Design Twitter / News Feed

Design Twitter / News Feed

Design a Twitter-like timeline: 500M users, average 200 follows, p95 timeline read < 200ms.

Required building blocks
Pub/Sub
Cache-Aside (Lazy Loading)
Sharding
Wide-Column Store
Load Balancer
CDN
Nice to have
Search Index
API Gateway
Canonical answer

Fan-out-on-write for normal users (push to followers' timeline cache), fan-out-on-read for celebrities (pull at read).
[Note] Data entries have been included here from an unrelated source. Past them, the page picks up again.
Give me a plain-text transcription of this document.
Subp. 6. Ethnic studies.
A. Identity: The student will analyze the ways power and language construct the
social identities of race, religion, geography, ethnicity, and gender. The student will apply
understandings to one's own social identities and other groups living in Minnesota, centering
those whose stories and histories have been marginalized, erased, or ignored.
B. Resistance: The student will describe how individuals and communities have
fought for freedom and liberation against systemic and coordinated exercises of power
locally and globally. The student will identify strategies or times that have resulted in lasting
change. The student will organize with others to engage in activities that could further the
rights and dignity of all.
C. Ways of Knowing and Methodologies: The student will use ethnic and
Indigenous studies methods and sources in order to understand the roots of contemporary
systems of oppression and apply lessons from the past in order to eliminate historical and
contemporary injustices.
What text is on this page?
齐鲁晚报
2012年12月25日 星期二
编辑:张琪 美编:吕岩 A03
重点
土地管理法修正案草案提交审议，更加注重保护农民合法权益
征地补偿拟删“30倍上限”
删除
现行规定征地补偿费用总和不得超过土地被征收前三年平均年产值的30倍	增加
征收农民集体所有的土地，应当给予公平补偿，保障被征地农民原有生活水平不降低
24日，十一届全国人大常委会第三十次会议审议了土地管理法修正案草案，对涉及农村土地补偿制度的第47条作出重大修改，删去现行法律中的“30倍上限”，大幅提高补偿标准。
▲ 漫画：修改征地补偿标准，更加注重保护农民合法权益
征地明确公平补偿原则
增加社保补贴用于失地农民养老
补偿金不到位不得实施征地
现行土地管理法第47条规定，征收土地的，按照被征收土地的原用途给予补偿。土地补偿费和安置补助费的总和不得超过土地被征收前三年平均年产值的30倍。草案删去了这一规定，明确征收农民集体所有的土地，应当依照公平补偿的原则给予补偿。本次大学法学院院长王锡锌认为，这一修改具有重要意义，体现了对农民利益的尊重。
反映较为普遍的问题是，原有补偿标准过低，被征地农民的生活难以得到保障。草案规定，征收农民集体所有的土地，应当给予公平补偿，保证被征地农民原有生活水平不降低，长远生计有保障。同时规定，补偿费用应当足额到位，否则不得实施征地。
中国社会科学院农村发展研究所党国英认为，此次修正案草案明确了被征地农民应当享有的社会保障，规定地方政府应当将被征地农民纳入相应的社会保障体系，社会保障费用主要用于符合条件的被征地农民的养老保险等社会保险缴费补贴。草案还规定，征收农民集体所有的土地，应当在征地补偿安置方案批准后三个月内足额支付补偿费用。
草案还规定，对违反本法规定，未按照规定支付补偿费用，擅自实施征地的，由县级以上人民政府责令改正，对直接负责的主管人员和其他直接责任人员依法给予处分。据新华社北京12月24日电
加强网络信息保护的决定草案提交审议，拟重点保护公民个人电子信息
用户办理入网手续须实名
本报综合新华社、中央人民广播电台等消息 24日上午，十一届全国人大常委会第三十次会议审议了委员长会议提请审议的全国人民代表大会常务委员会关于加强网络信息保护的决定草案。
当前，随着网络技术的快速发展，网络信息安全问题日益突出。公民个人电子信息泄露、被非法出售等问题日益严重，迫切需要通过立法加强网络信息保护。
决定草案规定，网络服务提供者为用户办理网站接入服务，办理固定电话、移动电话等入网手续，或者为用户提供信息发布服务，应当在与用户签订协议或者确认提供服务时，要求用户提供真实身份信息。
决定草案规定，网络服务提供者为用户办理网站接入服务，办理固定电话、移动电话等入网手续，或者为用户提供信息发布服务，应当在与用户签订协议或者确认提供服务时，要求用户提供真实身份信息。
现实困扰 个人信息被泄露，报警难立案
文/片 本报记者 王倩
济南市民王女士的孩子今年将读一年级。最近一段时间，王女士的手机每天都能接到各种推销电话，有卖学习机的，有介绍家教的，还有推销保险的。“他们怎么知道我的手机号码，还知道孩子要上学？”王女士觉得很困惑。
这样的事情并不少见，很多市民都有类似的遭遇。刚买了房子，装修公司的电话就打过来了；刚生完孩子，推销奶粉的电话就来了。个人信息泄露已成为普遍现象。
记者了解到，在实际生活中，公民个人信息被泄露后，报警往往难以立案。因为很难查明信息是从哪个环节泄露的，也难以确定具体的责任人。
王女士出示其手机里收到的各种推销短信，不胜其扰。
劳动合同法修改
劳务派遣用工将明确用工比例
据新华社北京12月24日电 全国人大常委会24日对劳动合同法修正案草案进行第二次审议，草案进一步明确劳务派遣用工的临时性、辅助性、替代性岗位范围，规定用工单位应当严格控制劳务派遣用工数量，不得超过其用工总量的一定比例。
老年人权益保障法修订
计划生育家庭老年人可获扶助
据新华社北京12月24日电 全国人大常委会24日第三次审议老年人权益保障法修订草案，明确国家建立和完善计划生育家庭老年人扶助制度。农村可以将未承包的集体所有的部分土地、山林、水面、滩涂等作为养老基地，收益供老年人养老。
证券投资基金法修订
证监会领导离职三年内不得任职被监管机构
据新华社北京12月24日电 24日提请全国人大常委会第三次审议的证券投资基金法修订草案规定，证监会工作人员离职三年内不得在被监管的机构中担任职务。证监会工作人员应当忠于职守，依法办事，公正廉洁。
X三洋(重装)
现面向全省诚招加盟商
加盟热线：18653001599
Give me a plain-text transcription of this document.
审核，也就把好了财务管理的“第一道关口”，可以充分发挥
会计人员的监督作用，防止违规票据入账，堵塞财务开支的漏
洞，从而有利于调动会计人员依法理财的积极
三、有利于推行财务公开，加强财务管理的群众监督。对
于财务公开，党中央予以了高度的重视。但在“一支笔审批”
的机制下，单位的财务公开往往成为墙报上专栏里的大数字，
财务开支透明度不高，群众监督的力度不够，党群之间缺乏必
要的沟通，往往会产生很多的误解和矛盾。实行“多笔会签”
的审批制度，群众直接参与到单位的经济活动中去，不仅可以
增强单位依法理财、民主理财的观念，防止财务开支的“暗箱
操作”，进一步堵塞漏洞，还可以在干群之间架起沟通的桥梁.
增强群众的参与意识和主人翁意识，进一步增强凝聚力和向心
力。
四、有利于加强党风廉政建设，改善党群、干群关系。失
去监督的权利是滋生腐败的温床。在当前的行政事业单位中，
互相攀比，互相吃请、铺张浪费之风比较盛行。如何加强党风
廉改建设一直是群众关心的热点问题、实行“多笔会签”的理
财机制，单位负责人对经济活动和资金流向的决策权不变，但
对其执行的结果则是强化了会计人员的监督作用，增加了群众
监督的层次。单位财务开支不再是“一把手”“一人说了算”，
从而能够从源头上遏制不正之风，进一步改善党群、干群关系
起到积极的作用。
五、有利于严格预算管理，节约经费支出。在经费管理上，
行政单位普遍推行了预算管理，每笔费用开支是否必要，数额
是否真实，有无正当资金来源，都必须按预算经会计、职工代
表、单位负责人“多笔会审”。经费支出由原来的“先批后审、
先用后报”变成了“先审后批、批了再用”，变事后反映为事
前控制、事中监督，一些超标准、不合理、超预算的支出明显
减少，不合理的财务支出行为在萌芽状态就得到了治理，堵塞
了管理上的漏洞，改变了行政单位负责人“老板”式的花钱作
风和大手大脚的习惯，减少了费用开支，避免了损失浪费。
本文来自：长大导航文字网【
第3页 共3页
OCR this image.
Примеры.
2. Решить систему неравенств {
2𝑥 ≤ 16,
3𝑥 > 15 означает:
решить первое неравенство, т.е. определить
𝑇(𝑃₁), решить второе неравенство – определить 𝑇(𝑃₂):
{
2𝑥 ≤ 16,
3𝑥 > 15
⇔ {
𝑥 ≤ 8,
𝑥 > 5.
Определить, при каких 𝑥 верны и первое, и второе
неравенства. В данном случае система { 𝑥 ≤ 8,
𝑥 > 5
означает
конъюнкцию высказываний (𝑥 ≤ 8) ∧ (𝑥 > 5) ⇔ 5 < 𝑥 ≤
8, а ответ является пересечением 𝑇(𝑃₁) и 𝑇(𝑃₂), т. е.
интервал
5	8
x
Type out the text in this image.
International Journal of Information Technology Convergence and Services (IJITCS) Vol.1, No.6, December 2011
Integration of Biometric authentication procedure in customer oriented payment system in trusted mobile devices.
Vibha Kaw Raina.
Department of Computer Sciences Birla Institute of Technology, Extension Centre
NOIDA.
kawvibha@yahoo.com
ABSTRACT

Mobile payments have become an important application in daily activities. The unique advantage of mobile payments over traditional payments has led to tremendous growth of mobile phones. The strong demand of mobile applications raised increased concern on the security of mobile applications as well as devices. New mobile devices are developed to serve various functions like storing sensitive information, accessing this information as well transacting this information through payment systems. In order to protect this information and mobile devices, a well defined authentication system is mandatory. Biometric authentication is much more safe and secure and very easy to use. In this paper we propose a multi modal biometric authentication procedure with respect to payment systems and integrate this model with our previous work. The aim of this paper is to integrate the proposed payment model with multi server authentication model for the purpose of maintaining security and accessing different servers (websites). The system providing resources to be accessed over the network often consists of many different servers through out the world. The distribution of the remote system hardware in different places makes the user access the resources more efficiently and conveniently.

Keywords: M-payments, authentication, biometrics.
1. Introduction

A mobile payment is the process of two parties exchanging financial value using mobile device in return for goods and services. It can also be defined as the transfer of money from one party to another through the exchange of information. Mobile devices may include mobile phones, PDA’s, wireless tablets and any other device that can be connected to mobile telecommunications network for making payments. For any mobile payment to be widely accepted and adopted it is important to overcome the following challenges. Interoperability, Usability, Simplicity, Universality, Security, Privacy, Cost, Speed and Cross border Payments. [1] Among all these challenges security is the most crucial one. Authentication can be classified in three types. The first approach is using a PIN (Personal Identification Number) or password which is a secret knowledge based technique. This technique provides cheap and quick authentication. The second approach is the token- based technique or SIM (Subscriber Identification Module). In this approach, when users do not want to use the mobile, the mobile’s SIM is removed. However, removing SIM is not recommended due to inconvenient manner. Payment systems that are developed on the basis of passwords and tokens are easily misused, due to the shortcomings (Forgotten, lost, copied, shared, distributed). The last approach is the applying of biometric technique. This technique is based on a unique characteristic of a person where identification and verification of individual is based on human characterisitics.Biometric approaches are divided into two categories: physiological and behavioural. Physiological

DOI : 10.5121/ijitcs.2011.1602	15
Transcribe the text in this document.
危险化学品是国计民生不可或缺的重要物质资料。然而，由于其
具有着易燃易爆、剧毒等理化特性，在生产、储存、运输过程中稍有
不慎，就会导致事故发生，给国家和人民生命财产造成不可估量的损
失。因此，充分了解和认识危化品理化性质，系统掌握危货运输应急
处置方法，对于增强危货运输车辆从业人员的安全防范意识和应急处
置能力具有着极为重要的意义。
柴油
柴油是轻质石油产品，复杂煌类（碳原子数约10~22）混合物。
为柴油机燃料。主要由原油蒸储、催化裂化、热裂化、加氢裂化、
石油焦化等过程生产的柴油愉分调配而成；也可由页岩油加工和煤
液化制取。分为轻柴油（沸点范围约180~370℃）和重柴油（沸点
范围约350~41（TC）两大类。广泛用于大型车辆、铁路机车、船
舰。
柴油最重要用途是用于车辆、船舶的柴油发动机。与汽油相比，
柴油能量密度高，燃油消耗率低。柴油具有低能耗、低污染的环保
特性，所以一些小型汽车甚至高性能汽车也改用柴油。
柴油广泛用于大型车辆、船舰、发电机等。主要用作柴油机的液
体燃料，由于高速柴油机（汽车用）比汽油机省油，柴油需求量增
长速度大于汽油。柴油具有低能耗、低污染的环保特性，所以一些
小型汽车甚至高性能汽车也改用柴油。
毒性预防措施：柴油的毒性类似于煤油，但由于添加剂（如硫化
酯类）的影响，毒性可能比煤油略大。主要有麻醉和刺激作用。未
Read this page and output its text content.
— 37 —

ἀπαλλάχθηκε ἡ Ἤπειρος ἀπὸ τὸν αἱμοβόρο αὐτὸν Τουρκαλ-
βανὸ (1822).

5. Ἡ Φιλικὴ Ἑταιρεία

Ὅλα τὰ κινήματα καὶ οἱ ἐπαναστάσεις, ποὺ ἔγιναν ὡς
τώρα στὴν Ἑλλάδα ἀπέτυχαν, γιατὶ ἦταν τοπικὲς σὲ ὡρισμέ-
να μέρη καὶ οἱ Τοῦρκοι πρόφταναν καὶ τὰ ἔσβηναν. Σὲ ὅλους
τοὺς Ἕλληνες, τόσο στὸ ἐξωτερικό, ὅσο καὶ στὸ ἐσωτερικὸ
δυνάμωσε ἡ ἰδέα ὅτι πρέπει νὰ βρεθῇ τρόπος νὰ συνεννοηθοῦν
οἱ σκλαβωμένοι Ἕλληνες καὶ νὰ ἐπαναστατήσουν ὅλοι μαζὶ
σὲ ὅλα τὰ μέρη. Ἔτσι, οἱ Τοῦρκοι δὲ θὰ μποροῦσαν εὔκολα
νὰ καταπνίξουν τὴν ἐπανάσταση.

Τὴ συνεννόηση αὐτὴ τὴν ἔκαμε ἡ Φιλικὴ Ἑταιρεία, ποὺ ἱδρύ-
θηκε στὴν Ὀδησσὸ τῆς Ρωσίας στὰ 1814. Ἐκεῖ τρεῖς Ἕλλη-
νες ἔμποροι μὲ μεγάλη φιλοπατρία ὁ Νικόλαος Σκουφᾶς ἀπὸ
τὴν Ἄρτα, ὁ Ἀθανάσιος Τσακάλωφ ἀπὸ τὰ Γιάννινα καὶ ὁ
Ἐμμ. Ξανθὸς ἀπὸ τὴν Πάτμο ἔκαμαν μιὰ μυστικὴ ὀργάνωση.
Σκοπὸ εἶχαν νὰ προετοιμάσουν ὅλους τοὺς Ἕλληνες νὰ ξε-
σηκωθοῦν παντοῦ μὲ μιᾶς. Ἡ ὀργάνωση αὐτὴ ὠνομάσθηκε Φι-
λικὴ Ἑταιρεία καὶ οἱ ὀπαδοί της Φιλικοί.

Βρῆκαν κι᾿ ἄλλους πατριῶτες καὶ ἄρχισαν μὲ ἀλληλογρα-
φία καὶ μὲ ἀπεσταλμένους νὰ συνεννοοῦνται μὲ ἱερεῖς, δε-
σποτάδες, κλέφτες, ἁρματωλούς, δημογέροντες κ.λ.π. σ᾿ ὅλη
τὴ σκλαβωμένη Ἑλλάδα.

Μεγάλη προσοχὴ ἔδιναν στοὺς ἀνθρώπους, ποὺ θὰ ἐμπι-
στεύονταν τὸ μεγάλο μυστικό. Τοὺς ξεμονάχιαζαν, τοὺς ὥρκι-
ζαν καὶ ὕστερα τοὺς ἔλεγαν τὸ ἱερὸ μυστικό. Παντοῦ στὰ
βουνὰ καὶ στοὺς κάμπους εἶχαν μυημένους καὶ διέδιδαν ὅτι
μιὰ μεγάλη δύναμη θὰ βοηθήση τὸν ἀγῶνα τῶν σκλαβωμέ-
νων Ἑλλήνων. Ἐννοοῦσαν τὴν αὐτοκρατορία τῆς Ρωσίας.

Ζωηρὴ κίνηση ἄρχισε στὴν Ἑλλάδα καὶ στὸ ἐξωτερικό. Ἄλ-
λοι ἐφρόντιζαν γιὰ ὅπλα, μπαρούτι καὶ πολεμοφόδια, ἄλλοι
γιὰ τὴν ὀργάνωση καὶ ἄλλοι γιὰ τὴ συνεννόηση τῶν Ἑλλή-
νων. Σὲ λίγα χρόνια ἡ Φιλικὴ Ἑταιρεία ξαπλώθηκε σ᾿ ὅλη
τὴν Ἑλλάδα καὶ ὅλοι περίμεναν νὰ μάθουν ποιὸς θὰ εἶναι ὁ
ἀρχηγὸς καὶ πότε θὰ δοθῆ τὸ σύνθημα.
Wide-column store for tweets.

Capacity estimation
  • 500M users, assume 200M DAU; avg 2 tweets/day → 400M writes/day ≈ 4,600 writes/sec, ~12K/sec at peak.
  • Avg 50 timeline reads/DAU → 10B reads/day ≈ 115K reads/sec, ~290K/sec at peak.
  • Fan-out: 200 followers avg × 4,600 tps = ~920K timeline inserts/sec (push path).
  • Tweet storage: 400M × 365 × ~1 KB ≈ 150 TB/year in wide-column store.
  • Timeline cache: 200M users × 800 cached tweet IDs × 16 B ≈ 2.5 TB in Redis cluster.
  • Celebrity threshold ~10K followers → ~0.1% of users handled via pull to cap fan-out cost.
Architecture
Mobile / Web ─→ CDN (media) ─→ API Gateway
                              │
                              ▼
                       Load Balancer
                              │
              ┌───────────────┼───────────────┐
              ▼               ▼               ▼
         Write Svc       Read Svc        Search Svc
              │               │               │
              ▼               ▼               ▼
          Kafka          Redis              ES/Solr
        (fan-out)     Timeline Cache       (inverted idx)
              │               ▲
              ▼               │ miss
      Fan-out Workers ────────┘
              │
              ▼
       Wide-Column Store (Cassandra)
         tweets by (user_id, tweet_id)
         timelines by (user_id, ts)
API
  • POST /tweets { text, media_ids? } → { tweet_id, created_at }
  • GET /timeline?cursor=… → { tweets[], next_cursor }
  • POST /follow { target_user_id } → 204
  • GET /users/:id/tweets?cursor=… → { tweets[], next_cursor }
  • GET /search?q=… → { tweets[] } (search-index path)
Data model
tweets (wide-column, partition = user_id, cluster = tweet_id DESC):
  tweet_id (PK)  : snowflake
  user_id        : uuid
  text           : string (≤280)
  media_ids      : list<uuid>
  created_at     : timestamp

timelines (wide-column, partition = user_id, cluster = ts DESC):
  user_id (PK)   : uuid
  ts             : timestamp
  tweet_id       : snowflake
  author_id      : uuid

follows (KV, partition = follower_id):
  follower_id    : uuid
  followee_id    : uuid
  created_at     : timestamp
Concept blurbs
Pub/Sub
Fan-out events to many subscribers; topic-based (Kafka, SNS, Redis pub/sub).
Cache-Aside (Lazy Loading)
App reads cache first; on miss, loads from DB and populates cache.
Sharding
Partition data across DB instances by key (hash, range, or geography).
Wide-Column Store
Sparse rows over many columns; time-series friendly (Cassandra, HBase, Bigtable).
Load Balancer
Distribute requests across healthy backends (L4 or L7).
CDN
Edge-cached static (and sometimes dynamic) content close to users.
Search Index
Inverted index for full-text search and faceting (Elasticsearch, OpenSearch).
API Gateway
Single entry point: auth, rate limit, routing, transformation.